Under the direction of the Revenue Cycle Supervisor - Coding the Sr. Physician Coding Specialist monitors and analyzes unresolved third party accounts for multi-specialty group practices. This position initiates contact and negotiates appropriate resolutions to ensure timely payments of outstanding claims.
Essential Functions of the Position
1. Analyzes, on a daily basis and in accordance with established time frames, the outstanding insurance accounts. Initiates appropriate and effective telephone and/or written follow-up on the identified accounts.
2. Communicates with payors and other internal departments as required to obtain critical information that impacts the resolution of both current and future claims.
3. Researches and responds to all telephone inquiries from the customer service department, in a prompt, professional manner meeting departmental guidelines.
4. Reviews and corrects coding rejections.
5. May code ICD-9 from written documentation.
6. May abstract CPT/HCPCS codes.
7. May perform computer assisted coding functions.
8. In depth knowledge of coding rules and payer guidelines.
9. May code E/M services.
10. Top performer in department productivity.
11. Top performer in department accuracy.
12. May perform auditing functions.
13. May be assigned to complicated sub-specialties.
14. Trains/mentors new coders.
15. Assists staff when supervisor is not available.
16. Requires minimal supervision.
17. Effectively communicates coding trends and documentation requirements with physicians and practice managers.
18. Maintains patient/physician confidentiality at all times and maintains effective communication and professional interaction with patients and physicians.
19. Provides appropriate information and feedback to various personnel within UHPS. Supports and utilizes established departmental guidelines. Recommends additional research to other CBO departments.
20. Identifies trends with insurance related issues and reports findings to the Team Lead.

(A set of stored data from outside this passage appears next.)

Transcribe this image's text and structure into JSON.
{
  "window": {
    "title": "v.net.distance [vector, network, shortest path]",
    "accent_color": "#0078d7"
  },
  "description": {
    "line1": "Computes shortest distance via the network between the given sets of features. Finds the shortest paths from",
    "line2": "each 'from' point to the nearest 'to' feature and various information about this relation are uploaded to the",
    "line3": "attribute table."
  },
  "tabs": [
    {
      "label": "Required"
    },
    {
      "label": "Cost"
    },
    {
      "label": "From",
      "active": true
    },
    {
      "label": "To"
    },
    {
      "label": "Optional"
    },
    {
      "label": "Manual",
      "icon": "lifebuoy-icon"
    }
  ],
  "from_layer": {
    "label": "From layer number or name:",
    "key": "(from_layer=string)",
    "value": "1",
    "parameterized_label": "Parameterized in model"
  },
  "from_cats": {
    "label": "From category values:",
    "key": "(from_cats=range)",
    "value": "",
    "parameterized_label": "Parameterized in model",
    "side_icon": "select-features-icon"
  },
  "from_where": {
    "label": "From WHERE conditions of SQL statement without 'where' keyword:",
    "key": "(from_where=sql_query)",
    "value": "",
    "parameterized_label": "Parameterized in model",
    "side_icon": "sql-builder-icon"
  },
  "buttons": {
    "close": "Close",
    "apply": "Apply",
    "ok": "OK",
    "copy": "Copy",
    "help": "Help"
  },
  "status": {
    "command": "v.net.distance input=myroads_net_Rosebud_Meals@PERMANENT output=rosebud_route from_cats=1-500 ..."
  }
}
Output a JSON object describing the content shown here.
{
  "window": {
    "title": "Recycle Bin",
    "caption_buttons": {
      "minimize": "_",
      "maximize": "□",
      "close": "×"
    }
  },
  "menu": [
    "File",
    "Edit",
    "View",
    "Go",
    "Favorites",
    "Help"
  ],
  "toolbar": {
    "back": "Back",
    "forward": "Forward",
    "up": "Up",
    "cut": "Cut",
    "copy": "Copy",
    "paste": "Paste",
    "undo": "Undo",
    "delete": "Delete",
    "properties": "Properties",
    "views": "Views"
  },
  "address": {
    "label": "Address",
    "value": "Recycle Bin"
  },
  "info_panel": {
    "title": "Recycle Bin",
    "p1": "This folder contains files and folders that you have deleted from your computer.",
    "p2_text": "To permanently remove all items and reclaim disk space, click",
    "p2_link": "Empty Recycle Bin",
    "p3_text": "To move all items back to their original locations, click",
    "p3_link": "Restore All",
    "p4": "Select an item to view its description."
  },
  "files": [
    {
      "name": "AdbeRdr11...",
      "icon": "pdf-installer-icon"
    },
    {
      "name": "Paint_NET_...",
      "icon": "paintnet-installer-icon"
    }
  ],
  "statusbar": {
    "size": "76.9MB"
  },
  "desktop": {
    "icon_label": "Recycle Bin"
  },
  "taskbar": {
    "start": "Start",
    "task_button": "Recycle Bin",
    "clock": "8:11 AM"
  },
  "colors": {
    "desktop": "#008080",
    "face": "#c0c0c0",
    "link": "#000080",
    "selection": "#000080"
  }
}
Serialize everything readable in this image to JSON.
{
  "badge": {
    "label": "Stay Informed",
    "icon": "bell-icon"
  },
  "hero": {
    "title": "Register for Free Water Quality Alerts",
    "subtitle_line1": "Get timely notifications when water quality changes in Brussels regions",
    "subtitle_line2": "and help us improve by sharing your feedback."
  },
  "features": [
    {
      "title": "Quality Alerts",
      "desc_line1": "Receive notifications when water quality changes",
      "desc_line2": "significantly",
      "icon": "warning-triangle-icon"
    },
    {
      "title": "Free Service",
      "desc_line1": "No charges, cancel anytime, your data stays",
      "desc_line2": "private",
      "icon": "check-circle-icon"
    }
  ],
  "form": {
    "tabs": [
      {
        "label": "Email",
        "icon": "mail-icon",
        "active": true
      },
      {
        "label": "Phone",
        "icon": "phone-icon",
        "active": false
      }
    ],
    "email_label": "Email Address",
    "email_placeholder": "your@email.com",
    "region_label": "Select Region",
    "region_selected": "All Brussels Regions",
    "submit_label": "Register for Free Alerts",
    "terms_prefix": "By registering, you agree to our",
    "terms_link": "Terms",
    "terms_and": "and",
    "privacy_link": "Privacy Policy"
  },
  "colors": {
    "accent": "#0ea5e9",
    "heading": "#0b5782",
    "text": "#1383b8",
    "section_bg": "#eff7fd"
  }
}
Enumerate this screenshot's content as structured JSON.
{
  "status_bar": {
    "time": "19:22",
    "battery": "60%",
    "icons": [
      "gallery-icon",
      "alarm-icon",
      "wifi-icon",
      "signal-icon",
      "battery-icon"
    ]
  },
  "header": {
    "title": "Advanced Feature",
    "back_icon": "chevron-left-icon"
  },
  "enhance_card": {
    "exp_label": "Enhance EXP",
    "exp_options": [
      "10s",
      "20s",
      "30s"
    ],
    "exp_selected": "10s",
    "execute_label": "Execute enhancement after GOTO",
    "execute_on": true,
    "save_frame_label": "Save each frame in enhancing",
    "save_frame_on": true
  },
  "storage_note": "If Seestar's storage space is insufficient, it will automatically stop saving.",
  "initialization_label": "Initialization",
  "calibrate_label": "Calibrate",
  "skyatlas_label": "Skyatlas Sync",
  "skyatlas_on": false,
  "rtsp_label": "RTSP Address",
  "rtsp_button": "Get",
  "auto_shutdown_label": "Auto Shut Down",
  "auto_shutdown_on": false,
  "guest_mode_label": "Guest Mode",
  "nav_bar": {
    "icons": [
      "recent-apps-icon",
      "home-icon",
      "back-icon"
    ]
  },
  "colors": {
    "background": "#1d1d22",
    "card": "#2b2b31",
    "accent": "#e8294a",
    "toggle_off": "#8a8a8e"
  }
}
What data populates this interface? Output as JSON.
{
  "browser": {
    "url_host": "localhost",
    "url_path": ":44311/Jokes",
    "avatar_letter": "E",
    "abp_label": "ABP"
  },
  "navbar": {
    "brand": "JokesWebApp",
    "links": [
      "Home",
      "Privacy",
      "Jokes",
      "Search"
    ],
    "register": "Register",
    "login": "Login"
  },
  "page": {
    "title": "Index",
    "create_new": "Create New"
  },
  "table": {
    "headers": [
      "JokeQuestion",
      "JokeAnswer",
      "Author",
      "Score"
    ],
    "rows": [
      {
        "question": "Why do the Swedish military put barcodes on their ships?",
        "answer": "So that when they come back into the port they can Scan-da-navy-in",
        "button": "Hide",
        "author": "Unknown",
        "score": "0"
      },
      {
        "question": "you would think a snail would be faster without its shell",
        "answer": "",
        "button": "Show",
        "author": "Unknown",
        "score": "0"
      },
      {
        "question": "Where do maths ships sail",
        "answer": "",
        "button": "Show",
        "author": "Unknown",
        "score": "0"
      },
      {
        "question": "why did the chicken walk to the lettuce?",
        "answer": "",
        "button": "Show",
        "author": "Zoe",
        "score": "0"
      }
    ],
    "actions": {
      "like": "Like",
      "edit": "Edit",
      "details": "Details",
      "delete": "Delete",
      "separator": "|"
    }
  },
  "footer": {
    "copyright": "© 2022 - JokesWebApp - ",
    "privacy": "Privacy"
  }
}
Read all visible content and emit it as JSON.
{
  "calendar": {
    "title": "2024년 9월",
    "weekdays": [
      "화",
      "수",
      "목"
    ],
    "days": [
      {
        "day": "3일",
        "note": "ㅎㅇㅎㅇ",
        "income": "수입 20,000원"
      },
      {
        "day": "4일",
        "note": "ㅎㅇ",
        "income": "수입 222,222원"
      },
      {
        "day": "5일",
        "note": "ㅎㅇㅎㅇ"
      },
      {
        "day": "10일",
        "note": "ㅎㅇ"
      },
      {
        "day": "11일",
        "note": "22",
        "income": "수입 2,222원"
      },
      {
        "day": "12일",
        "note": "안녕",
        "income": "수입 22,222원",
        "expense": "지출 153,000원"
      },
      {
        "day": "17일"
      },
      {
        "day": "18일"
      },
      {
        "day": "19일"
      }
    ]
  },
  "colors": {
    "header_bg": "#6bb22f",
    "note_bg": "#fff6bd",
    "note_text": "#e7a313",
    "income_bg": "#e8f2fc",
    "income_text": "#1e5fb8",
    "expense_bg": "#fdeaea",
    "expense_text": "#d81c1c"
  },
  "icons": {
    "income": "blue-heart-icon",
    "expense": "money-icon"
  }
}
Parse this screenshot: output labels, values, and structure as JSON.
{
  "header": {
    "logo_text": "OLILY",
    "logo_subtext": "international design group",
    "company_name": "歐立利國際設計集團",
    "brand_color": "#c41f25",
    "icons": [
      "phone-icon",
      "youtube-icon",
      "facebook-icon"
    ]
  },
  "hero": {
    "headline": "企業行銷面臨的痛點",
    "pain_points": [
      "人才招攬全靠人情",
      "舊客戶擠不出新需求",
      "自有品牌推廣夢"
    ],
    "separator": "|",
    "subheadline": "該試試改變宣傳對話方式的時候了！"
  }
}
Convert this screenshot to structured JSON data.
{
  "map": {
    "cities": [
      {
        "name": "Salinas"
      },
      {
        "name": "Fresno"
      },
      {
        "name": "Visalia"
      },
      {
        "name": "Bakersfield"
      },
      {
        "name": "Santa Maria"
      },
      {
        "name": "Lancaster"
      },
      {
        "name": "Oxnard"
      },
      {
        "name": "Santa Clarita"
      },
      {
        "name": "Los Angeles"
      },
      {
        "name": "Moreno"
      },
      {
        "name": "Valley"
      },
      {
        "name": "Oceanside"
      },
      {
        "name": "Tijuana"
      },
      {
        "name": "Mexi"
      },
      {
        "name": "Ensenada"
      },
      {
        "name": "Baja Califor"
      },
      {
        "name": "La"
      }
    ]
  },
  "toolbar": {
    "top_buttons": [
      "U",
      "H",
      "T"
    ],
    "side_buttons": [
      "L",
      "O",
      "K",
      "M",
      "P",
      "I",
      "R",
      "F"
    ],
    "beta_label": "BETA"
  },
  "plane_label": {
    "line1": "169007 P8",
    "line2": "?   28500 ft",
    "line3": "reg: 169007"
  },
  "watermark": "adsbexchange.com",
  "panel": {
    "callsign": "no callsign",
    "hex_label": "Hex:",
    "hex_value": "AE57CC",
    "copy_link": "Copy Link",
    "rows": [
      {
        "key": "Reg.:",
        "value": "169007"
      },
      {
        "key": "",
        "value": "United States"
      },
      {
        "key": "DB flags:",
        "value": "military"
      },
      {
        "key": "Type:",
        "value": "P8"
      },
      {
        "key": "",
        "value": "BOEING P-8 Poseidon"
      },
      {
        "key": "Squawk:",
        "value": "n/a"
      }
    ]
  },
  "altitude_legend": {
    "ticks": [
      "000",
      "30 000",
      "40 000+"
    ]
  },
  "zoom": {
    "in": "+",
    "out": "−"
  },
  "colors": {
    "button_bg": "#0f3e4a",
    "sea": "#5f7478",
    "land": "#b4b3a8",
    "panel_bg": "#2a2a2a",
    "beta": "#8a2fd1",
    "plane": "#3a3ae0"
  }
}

21. Acts as a role model for professionalism through appropriate conduct and demeanor at all times.
22. Interprets written correspondence and either resolves the problem or forwards it to another department for prompt resolution.
23. Effectively communicates utilizing the telephone, form letters or internal correspondence to resolve patient inquiries.
24. Handles multiple tasks simultaneously.
25. Must have an understanding of insurance products and billing requirements to effectively resolve discrepancies in billing statements.
26. Performs other related duties as assigned
1. Educational Requirements
High School diploma or equivalent required.
One of the following credentials required: CPC, CPC-H, CPC-P, CPC-A, CCS,
CCS-P, RHIT, RHIA, RCC, ROCC
2. Experience Requirements
Minimum of three years of medical coding experience required. Coding experience in a multi-specialty group is a plus.
3.Skills and Abilities
Excellent interpersonal skills to work in partnership with others to influence and gain cooperation. Ability to recognize, evaluates, and solves problems. Strong verbal and written communication skills. Extensive knowledge of the claims development process, as well as third party insurance program requirements. Must possess basic knowledge of ICD-9 and CPT coding. Ability to handle a variety of tasks with speed, attention to detail, and accuracy. Computer literate, experience with basic software packages.
Equal Opportunity Employer - minorities/females/veterans/individuals with disabilities/sexual orientation/gender identity.